Does this mesh with the rest of Jesus teaching? In another story he said, “If you even look at another person with lust in your heart, then you are guilty of adultery” (Matthew 5:27-28). This was not a radical teaching either. Even the teachers of the law were familiar with that interpretation. So those same teachers who put Jesus to the test were well aware of what true adultery was. Just because no one could catch the thoughts of their heart, did not mean they were any less guilty than the woman they had caught “in the act.”

So one by one they drifted away. The ones who were older and wiser saw the truth of the matter first. Perhaps there would be another day, another trap. But for this day, the trap had been sprung and those who set it became the quarry.

Jesus stood alone with the woman. He said to her, “Is there no one here to condemn you?”         

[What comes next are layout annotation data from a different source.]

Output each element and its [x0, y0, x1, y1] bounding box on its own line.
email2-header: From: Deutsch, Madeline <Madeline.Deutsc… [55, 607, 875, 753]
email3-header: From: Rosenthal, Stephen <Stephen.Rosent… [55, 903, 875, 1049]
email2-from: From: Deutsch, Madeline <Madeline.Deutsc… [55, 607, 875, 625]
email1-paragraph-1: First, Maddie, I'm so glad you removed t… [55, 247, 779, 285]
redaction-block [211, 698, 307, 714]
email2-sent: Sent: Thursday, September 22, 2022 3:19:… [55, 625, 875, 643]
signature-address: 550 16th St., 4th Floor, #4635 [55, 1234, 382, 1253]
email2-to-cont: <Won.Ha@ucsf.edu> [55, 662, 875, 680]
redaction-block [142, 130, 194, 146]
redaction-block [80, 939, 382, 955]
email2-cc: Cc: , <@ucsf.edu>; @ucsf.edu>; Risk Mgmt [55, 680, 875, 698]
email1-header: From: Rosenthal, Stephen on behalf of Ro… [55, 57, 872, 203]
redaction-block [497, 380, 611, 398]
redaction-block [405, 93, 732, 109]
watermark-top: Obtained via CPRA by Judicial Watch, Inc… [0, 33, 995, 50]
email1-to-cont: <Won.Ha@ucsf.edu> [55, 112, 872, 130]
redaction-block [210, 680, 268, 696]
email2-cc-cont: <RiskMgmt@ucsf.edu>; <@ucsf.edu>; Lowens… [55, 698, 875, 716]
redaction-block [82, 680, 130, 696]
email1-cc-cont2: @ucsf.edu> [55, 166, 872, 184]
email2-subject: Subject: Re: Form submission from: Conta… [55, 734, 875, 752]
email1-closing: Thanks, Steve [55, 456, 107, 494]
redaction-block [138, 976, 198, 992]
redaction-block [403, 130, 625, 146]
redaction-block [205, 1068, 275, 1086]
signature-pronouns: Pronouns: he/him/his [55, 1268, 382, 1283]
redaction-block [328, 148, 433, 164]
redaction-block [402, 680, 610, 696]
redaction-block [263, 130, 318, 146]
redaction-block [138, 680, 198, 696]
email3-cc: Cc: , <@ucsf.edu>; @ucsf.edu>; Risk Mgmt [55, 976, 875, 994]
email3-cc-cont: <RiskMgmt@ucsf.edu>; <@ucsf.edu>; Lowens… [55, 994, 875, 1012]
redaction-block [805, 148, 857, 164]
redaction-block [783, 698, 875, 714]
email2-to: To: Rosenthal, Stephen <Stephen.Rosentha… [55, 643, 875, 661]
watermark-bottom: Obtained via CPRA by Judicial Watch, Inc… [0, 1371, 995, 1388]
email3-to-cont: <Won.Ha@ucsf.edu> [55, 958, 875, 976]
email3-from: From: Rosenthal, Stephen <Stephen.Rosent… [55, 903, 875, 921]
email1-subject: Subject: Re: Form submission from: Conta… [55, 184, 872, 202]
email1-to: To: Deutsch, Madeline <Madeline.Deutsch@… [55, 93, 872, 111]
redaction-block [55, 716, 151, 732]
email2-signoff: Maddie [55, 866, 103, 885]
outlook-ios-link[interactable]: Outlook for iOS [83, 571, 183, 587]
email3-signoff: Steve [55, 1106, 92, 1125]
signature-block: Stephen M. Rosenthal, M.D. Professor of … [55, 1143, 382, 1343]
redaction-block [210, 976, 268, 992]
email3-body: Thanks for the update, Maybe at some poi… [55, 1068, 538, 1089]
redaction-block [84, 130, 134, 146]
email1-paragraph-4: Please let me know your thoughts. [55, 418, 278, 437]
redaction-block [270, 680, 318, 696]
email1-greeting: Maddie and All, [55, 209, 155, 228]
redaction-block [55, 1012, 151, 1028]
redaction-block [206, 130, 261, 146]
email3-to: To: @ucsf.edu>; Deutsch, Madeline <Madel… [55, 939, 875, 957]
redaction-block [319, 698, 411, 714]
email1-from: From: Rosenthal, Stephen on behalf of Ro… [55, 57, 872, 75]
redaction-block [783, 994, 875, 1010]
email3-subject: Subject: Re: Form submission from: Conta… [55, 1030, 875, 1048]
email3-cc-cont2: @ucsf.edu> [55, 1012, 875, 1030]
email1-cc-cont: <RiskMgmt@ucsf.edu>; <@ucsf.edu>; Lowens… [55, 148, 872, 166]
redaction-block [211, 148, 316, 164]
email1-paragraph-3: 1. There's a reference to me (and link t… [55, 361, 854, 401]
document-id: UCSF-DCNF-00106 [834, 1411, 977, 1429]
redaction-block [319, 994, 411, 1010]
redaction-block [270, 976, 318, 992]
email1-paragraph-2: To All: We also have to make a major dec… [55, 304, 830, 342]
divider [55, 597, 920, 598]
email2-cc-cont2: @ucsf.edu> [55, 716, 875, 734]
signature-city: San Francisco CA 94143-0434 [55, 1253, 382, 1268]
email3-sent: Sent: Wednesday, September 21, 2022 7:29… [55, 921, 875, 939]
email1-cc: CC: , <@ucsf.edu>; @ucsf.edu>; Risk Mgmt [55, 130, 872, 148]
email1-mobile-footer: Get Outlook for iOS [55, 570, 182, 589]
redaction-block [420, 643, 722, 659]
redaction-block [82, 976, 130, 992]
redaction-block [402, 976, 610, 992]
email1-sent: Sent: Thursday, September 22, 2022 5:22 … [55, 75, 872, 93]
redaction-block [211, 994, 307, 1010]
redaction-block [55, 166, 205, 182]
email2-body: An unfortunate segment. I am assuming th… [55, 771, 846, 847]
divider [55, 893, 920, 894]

“No,” she said, “they all went away.” In that answer she tested the idea that Jesus would   not condemn her either and she was right. He did not condemn her, for to condemn her would be to sentence her to death.  He said to the woman, “Neither do I condemn you. Go and sin no more.”

This is the part where people who still hand onto judgemental tendencies will say, “See, even Jesus recognized her sin. So we should love the sinner but hate the sin.”

On the surface, that sounds fairly reasonable. We do need moral standards after all. But to anyone who proclaims, “Love the sinner, but hate sin,” I will say, “Oh indeed. I do love you. Tell me about your sins so that I can have something about to hate; so that I can say, ‘I hate that about you.’”

The scribes and Pharisees treated a woman like an object; something to be manipulated for their own ends. Jesus saw people not as objects, but-as human beings of infinite worth to the Creator. He changed the rules by treating both the woman and her accusers as equals. He offered everyone in this story the opportunity to travel a way toward freedom, grace and mercy. 

“Go and sin no more” – embrace the life God makes possible for you.

The path was there – perhaps she took it. The path was also there for those who were willing to kill her over a point of law. But they would save their stones for another day. Both they and Jesus knew that his own death was just a stone’s throw away. Amen.